Hari ini saya memesan makanan dari restoran Indonesia karena kebetulan lewat di area itu. Dari yang harusnya siap 30 menit, baru siap satu jam lebih kemudian. Setelah sampai rumah 25 menit kemudian, baru ngeh bahwa dua item hilang walau di list terlihat semua sudah dicentang.
Saya terus berpikir positif bahwa hari ini Hari Ibu dan restriksi lockdown baru saja diangkat sebagian, jadi pasti orderan membludak. Tambah lagi menerima orderan online berbeda dengan saat pelanggan makan ditempat. Orderan online tidak memberikan waktu bagi restoran untuk membuat order sebelumnya dan penumpukan sangat mungkin terjadi.
Tapi sulit untuk tetap berpikir positif saat melihat ada jeda 30 menit antara orderan saya dan orderan online lain yang jam masuknya sama, padahal order saya cuma nasi kotak yang nggak ada yg dimasak spesial. Atau saat orang yang bolak-balik bertanya dengan cepat mendapat orderan mereka. Saat membuka somay Bandung saya ngeh kecapnya tidak dimasukkan, dan secuil kentangnya terlihat menghitam. Tuhan.
Mungkin saya kebetulan sial, tapi hal-hal kecil seperti ini yang membuat saya tidak terlalu minat berbelanja hal-hal Indonesia disini. Menu Indonesia yang rasanya numpang lewat, barang-barang yang tidak ada ukurannya (gue bayar $8 untuk sambal sekecil ini?!), sampai tantangan harus bolak-balik tanya harga, stok, dan shipping fee.
Apakah pendapat saya penting? Jelas nggak. Akan selalu ada yang membutuhkan seiris kampung halaman. Akan selalu ada yang membeli. Tapi apa salahnya sih kita mencoba maju dan menaikkan standar kita?

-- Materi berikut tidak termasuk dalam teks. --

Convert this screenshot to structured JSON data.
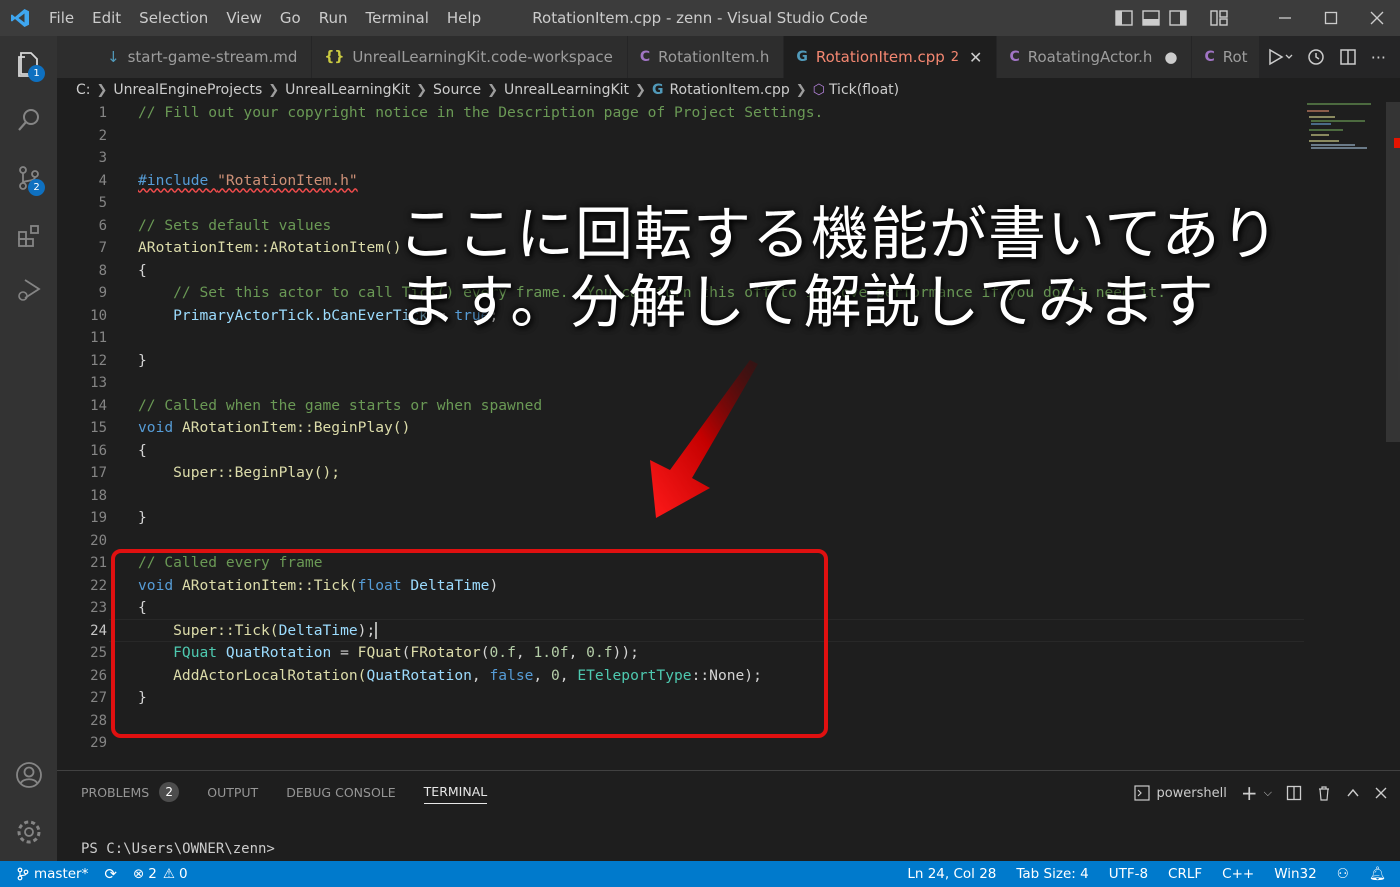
{
  "menu": [
    "File",
    "Edit",
    "Selection",
    "View",
    "Go",
    "Run",
    "Terminal",
    "Help"
  ],
  "window_title": "RotationItem.cpp - zenn - Visual Studio Code",
  "activity": {
    "explorer_badge": "1",
    "scm_badge": "2"
  },
  "tabs": [
    {
      "icon": "",
      "label": "start-game-stream.md",
      "mark": ""
    },
    {
      "icon": "{}",
      "label": "UnrealLearningKit.code-workspace",
      "mark": ""
    },
    {
      "icon": "C",
      "label": "RotationItem.h",
      "mark": ""
    },
    {
      "icon": "G",
      "label": "RotationItem.cpp",
      "mark": "2"
    },
    {
      "icon": "C",
      "label": "RoatatingActor.h",
      "mark": ""
    },
    {
      "icon": "C",
      "label": "Rot",
      "mark": ""
    }
  ],
  "breadcrumb": [
    "C:",
    "UnrealEngineProjects",
    "UnrealLearningKit",
    "Source",
    "UnrealLearningKit",
    "RotationItem.cpp",
    "Tick(float)"
  ],
  "line_numbers": [
    "1",
    "2",
    "3",
    "4",
    "5",
    "6",
    "7",
    "8",
    "9",
    "10",
    "11",
    "12",
    "13",
    "14",
    "15",
    "16",
    "17",
    "18",
    "19",
    "20",
    "21",
    "22",
    "23",
    "24",
    "25",
    "26",
    "27",
    "28",
    "29"
  ],
  "code": {
    "l1": "// Fill out your copyright notice in the Description page of Project Settings.",
    "l4_kw": "#include",
    "l4_str": "\"RotationItem.h\"",
    "l6": "// Sets default values",
    "l7": "ARotationItem::ARotationItem()",
    "l8": "{",
    "l9": "    // Set this actor to call Tick() every frame.  You can turn this off to improve performance if you don't need it.",
    "l10_a": "    PrimaryActorTick.bCanEverTick",
    "l10_b": " = ",
    "l10_c": "true",
    "l10_d": ";",
    "l12": "}",
    "l14": "// Called when the game starts or when spawned",
    "l15_a": "void",
    "l15_b": " ARotationItem::BeginPlay()",
    "l16": "{",
    "l17": "    Super::BeginPlay();",
    "l19": "}",
    "l21": "// Called every frame",
    "l22_a": "void",
    "l22_b": " ARotationItem::Tick(",
    "l22_c": "float",
    "l22_d": " DeltaTime",
    "l22_e": ")",
    "l23": "{",
    "l24_a": "    Super::Tick(",
    "l24_b": "DeltaTime",
    "l24_c": ");",
    "l25_a": "    FQuat ",
    "l25_b": "QuatRotation",
    "l25_c": " = ",
    "l25_d": "FQuat",
    "l25_e": "(",
    "l25_f": "FRotator",
    "l25_g": "(",
    "l25_h": "0.f",
    "l25_i": ", ",
    "l25_j": "1.0f",
    "l25_k": ", ",
    "l25_l": "0.f",
    "l25_m": "));",
    "l26_a": "    AddActorLocalRotation(",
    "l26_b": "QuatRotation",
    "l26_c": ", ",
    "l26_d": "false",
    "l26_e": ", ",
    "l26_f": "0",
    "l26_g": ", ",
    "l26_h": "ETeleportType",
    "l26_i": "::None);",
    "l27": "}"
  },
  "panel": {
    "tabs": [
      "PROBLEMS",
      "OUTPUT",
      "DEBUG CONSOLE",
      "TERMINAL"
    ],
    "problems_count": "2",
    "shell": "powershell",
    "prompt": "PS C:\\Users\\OWNER\\zenn>"
  },
  "status": {
    "branch": "master*",
    "errors": "2",
    "warnings": "0",
    "position": "Ln 24, Col 28",
    "tab_size": "Tab Size: 4",
    "encoding": "UTF-8",
    "eol": "CRLF",
    "language": "C++",
    "platform": "Win32"
  },
  "annotation": {
    "text": "ここに回転する機能が書いてあります。分解して解説してみます"
  },
  "colors": {
    "accent": "#007acc",
    "highlight": "#e01010"
  }
}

Era setelah covid-19 adalah era baru dimana kita tidak bisa lagi bergantung pada indahnya penampilan atau dukungan selebriti untuk menjual sesuatu. Era setelah covid-19 adalah era brutal dimana yang bisa bertahan hanya barang dan jasa yang kualitasnya bagus dan pantas dibeli. Turunnya daya beli jelas juga akan membuat konsumen semakin pemilih.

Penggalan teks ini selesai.